Perjuangan melegalkan Cap Tikus juga turut didukung penuh Asosiasi Pengusaha Indonesia (Apindo) Sulut. Hal itu disampaikan Ketua DPP Apindo Sulut Nicho Lieke. Menurutnya, perjuangan untuk Cap Tikus menjadi produk yang aman dikonsumsi, legal dan berkualitas internasional memakan waktu lebih dari dua tahun. “Kami terus berupaya mendapatkan kelegalannya dan memang butuh perjuangan. Mulai dari rekomendasi pemerintah kabupaten, provinsi, persetujuan direktur dan dirjen Kementerian Perindustrian. Sampai persetujuan dua menteri juga. Dan itu dapat terselesaikan dalam waktu dua tahun,” ujarnya.

Dia menambahkan, Apindo sendiri mendukung penuh kelegalan Cap Tikus, karena ada beberapa faktor penting. “Selain itu adalah produk khas kita masyarakat Sulut, kita juga ingin petani Cap Tikus sejahtera. Ada lebih dari 200 ribu orang mencari nafkah dari pohon seho. Dan juga, kita tidak mau kalau ciri khas budaya kita diklaim oleh bangsa lain. Pasalnya, beberapa budaya di Indonesia sudah banyak yang dipatenkan negara lain. Kalau kita tidak langsung bergerak sekarang, maka Cap Tikus akan diambil negara lain,” tandasnya.

Sementara itu, Bupati Minsel Christiany Eugenia Paruntu (CEP), salah satu yang berperan penting dalam penggagasan Cap Tikus 1978 itu mengaku, ada suka duka di balik peluncuran minuman berkadar alkohol 45 persen itu. “Susahnya banyak. Mulai dari lobi pengusaha sampai memperoleh izin dari BPOM. Tapi saya bersyukur ada pengusaha yang mau membantu kami dalam memproduksi Cap Tikus. Sebelumnya selalu ada halangan-halangan, namun akhirnya ini sudah terealisasi," ujarnya.

Bupati CEP optimis, Cap Tikus yang telah legal ini mampu mengangkat kesejahteraan para petani. “Sejak jauh hari saya selalu optimistis. Ini semua bagi saya untuk kesejahteraan petani. Akan menjadi satu kebanggaan bagi saya dan semua petani jika produksi tangan mereka, Cap Tikus ini dapat dipasarkan sampai ke luar negeri,” pungkasnya.

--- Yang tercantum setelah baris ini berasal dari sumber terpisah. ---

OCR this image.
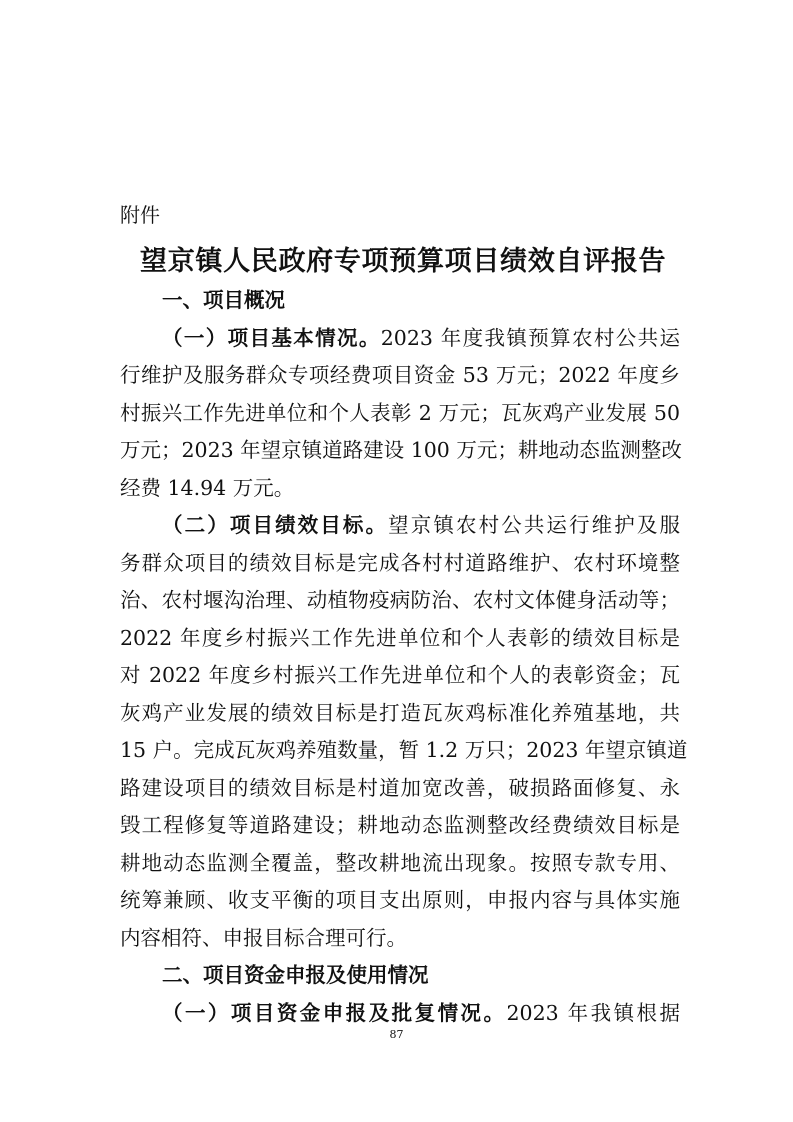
附件
望京镇人民政府专项预算项目绩效自评报告
一、项目概况
（一）项目基本情况。2023 年度我镇预算农村公共运
行维护及服务群众专项经费项目资金 53 万元；2022 年度乡
村振兴工作先进单位和个人表彰 2 万元；瓦灰鸡产业发展 50
万元；2023 年望京镇道路建设 100 万元；耕地动态监测整改
经费 14.94 万元。
（二）项目绩效目标。望京镇农村公共运行维护及服
务群众项目的绩效目标是完成各村村道路维护、农村环境整
治、农村堰沟治理、动植物疫病防治、农村文体健身活动等；
2022 年度乡村振兴工作先进单位和个人表彰的绩效目标是
对 2022 年度乡村振兴工作先进单位和个人的表彰资金；瓦
灰鸡产业发展的绩效目标是打造瓦灰鸡标准化养殖基地，共
15 户。完成瓦灰鸡养殖数量，暂 1.2 万只；2023 年望京镇道
路建设项目的绩效目标是村道加宽改善，破损路面修复、永
毁工程修复等道路建设；耕地动态监测整改经费绩效目标是
耕地动态监测全覆盖，整改耕地流出现象。按照专款专用、
统筹兼顾、收支平衡的项目支出原则，申报内容与具体实施
内容相符、申报目标合理可行。
二、项目资金申报及使用情况
（一）项目资金申报及批复情况。2023 年我镇根据
87
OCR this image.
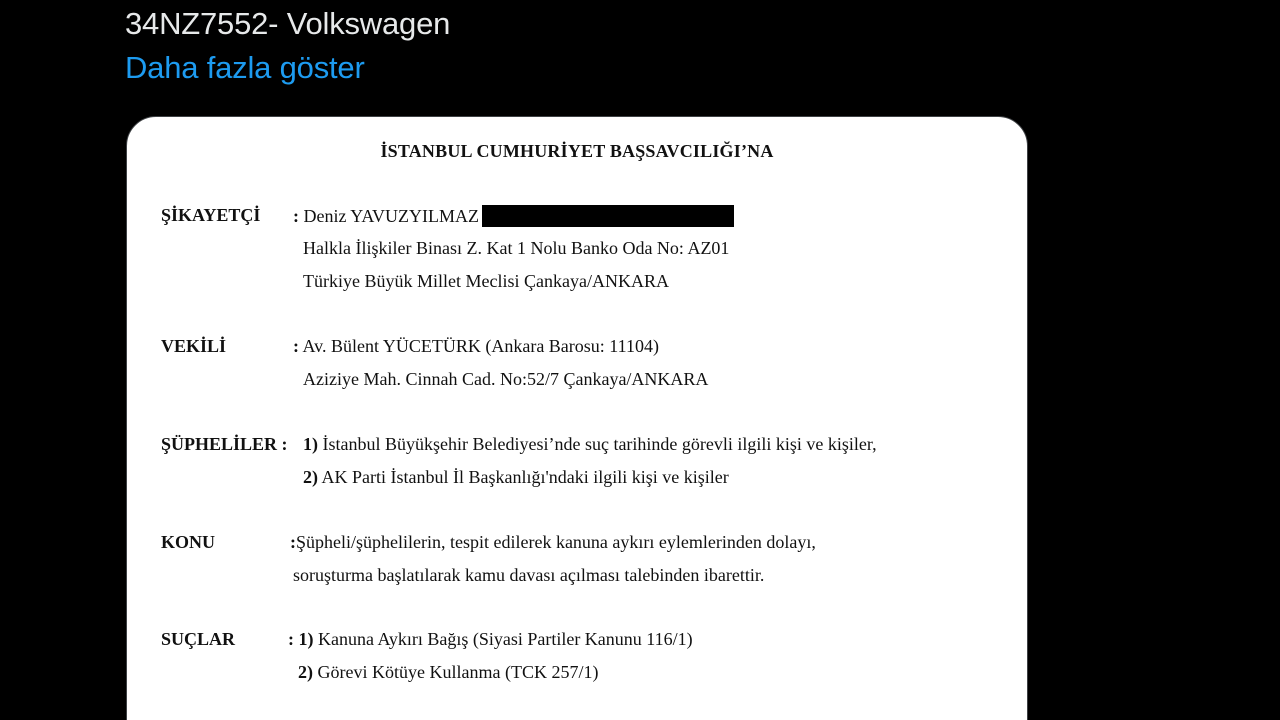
34NZ7552- Volkswagen
Daha fazla göster
İSTANBUL CUMHURİYET BAŞSAVCILIĞI’NA
ŞİKAYETÇİ : Deniz YAVUZYILMAZ
Halkla İlişkiler Binası Z. Kat 1 Nolu Banko Oda No: AZ01
Türkiye Büyük Millet Meclisi Çankaya/ANKARA
VEKİLİ	: Av. Bülent YÜCETÜRK (Ankara Barosu: 11104)
Aziziye Mah. Cinnah Cad. No:52/7 Çankaya/ANKARA
ŞÜPHELİLER : 1) İstanbul Büyükşehir Belediyesi’nde suç tarihinde görevli ilgili kişi ve kişiler,
2) AK Parti İstanbul İl Başkanlığı'ndaki ilgili kişi ve kişiler
KONU	:Şüpheli/şüphelilerin, tespit edilerek kanuna aykırı eylemlerinden dolayı,
soruşturma başlatılarak kamu davası açılması talebinden ibarettir.
SUÇLAR	: 1) Kanuna Aykırı Bağış (Siyasi Partiler Kanunu 116/1)
2) Görevi Kötüye Kullanma (TCK 257/1)
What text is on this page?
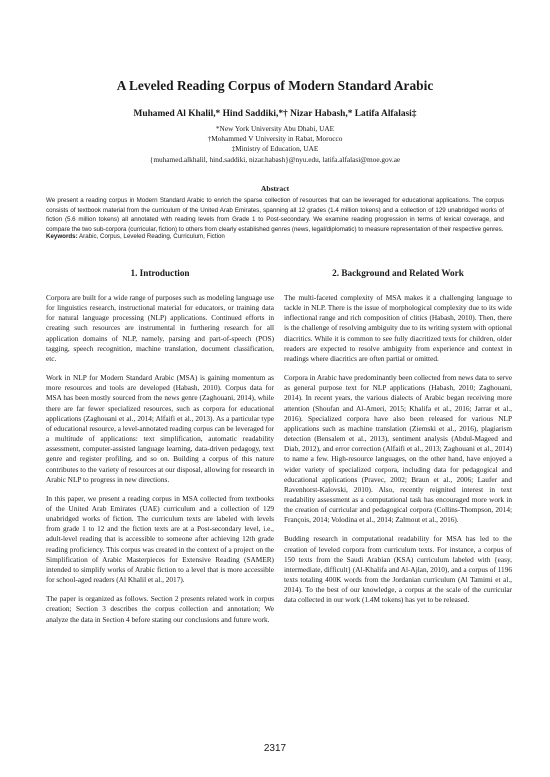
A Leveled Reading Corpus of Modern Standard Arabic
Muhamed Al Khalil,* Hind Saddiki,*† Nizar Habash,* Latifa Alfalasi‡
*New York University Abu Dhabi, UAE
†Mohammed V University in Rabat, Morocco
‡Ministry of Education, UAE
{muhamed.alkhalil, hind.saddiki, nizar.habash}@nyu.edu, latifa.alfalasi@moe.gov.ae
Abstract
We present a reading corpus in Modern Standard Arabic to enrich the sparse collection of resources that can be leveraged for educational applications. The corpus consists of textbook material from the curriculum of the United Arab Emirates, spanning all 12 grades (1.4 million tokens) and a collection of 129 unabridged works of fiction (5.6 million tokens) all annotated with reading levels from Grade 1 to Post-secondary. We examine reading progression in terms of lexical coverage, and compare the two sub-corpora (curricular, fiction) to others from clearly established genres (news, legal/diplomatic) to measure representation of their respective genres.
Keywords: Arabic, Corpus, Leveled Reading, Curriculum, Fiction
1. Introduction

Corpora are built for a wide range of purposes such as modeling language use for linguistics research, instructional material for educators, or training data for natural language processing (NLP) applications. Continued efforts in creating such resources are instrumental in furthering research for all application domains of NLP, namely, parsing and part-of-speech (POS) tagging, speech recognition, machine translation, document classification, etc.

Work in NLP for Modern Standard Arabic (MSA) is gaining momentum as more resources and tools are developed (Habash, 2010). Corpus data for MSA has been mostly sourced from the news genre (Zaghouani, 2014), while there are far fewer specialized resources, such as corpora for educational applications (Zaghouani et al., 2014; Alfaifi et al., 2013). As a particular type of educational resource, a level-annotated reading corpus can be leveraged for a multitude of applications: text simplification, automatic readability assessment, computer-assisted language learning, data-driven pedagogy, text genre and register profiling, and so on. Building a corpus of this nature contributes to the variety of resources at our disposal, allowing for research in Arabic NLP to progress in new directions.

In this paper, we present a reading corpus in MSA collected from textbooks of the United Arab Emirates (UAE) curriculum and a collection of 129 unabridged works of fiction. The curriculum texts are labeled with levels from grade 1 to 12 and the fiction texts are at a Post-secondary level, i.e., adult-level reading that is accessible to someone after achieving 12th grade reading proficiency. This corpus was created in the context of a project on the Simplification of Arabic Masterpieces for Extensive Reading (SAMER) intended to simplify works of Arabic fiction to a level that is more accessible for school-aged readers (Al Khalil et al., 2017).

The paper is organized as follows. Section 2 presents related work in corpus creation; Section 3 describes the corpus collection and annotation; We analyze the data in Section 4 before stating our conclusions and future work.

2. Background and Related Work

The multi-faceted complexity of MSA makes it a challenging language to tackle in NLP. There is the issue of morphological complexity due to its wide inflectional range and rich composition of clitics (Habash, 2010). Then, there is the challenge of resolving ambiguity due to its writing system with optional diacritics. While it is common to see fully diacritized texts for children, older readers are expected to resolve ambiguity from experience and context in readings where diacritics are often partial or omitted.

Corpora in Arabic have predominantly been collected from news data to serve as general purpose text for NLP applications (Habash, 2010; Zaghouani, 2014). In recent years, the various dialects of Arabic began receiving more attention (Shoufan and Al-Ameri, 2015; Khalifa et al., 2016; Jarrar et al., 2016). Specialized corpora have also been released for various NLP applications such as machine translation (Ziemski et al., 2016), plagiarism detection (Bensalem et al., 2013), sentiment analysis (Abdul-Mageed and Diab, 2012), and error correction (Alfaifi et al., 2013; Zaghouani et al., 2014) to name a few. High-resource languages, on the other hand, have enjoyed a wider variety of specialized corpora, including data for pedagogical and educational applications (Pravec, 2002; Braun et al., 2006; Laufer and Ravenhorst-Kalovski, 2010). Also, recently reignited interest in text readability assessment as a computational task has encouraged more work in the creation of curricular and pedagogical corpora (Collins-Thompson, 2014; François, 2014; Volodina et al., 2014; Zalmout et al., 2016).

Budding research in computational readability for MSA has led to the creation of leveled corpora from curriculum texts. For instance, a corpus of 150 texts from the Saudi Arabian (KSA) curriculum labeled with {easy, intermediate, difficult} (Al-Khalifa and Al-Ajlan, 2010), and a corpus of 1196 texts totaling 400K words from the Jordanian curriculum (Al Tamimi et al., 2014). To the best of our knowledge, a corpus at the scale of the curricular data collected in our work (1.4M tokens) has yet to be released.

2317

Allan Kaawoan, salah satu warga Manado, mengaku senang bisa membeli Cap Tikus secara terang-terangan dan tidak perlu takut lagi karena sudah legal. “Saya sangat senang dan menyambut baik terobosan ini. Saya waktu dengar teman sampaikan bahwa sudah di jual di Bandara Sam Ratulangi, saya langsung ke sini untuk cek langsung. Dan saya beli dua botol,” ujarnya saat diwawancarai di Bandara Sam Ratulangi.

Dia mengaku sudah merasakan lewat tester dan memang rasa Cap Tikus masih alami. “Saya sudah coba. Memang original, bahkan rasanya lebih wah lagi. Baunya Cap Tikus sudah tidak terlalu menyengat juga. Kalau dari segi rasa pokoknya enak. Dan ini harus jadi ole-ole kalau ke Manado,” pungkasnya.

Sekadar diketahui, tiga bulan terakhir, petugas berhasil mengamankan ribuan liter miras ilegal. Bidang Pengawasan Kantor Wilayah Bea Cukai Sulbagtara, awal Desember berhasil mengamankan 1.887 botol minuman mengandung etil alkohol (MMEA) atau miras impor ilegal. Kemudian, Lantamal VIII melakukan pemusnahan miras jenis Cap Tikus tanpa izin hasil operasi 2nd Fleet Quick Response Lantamal VIII periode Oktober sampai Desember 2018. Ada 1.520 liter yang dimusnahkan.

Satresnarkoba Polres Minahasa, 3 Desember juga mengamankan 550 liter Cap Tikus ilegal. Saat 2 Desember Polsek Wanea juga menyita 534 liter minuman cap tikus tak berizin. Dari wilayah perbatasan, Satresnarkoba Polres Talaud mengamankan 1.440 liter minuman jenis Cap Tikus tanpa dokumen resmi. Tak mau kalah, bulan ini Polsek Dumoga Utara juga menemukan barang bukti 1.100 liter minuman keras jenis Cap Tikus ilegal di ruas Jalan Desa Mopuya yang diangkut menggunakan mobil.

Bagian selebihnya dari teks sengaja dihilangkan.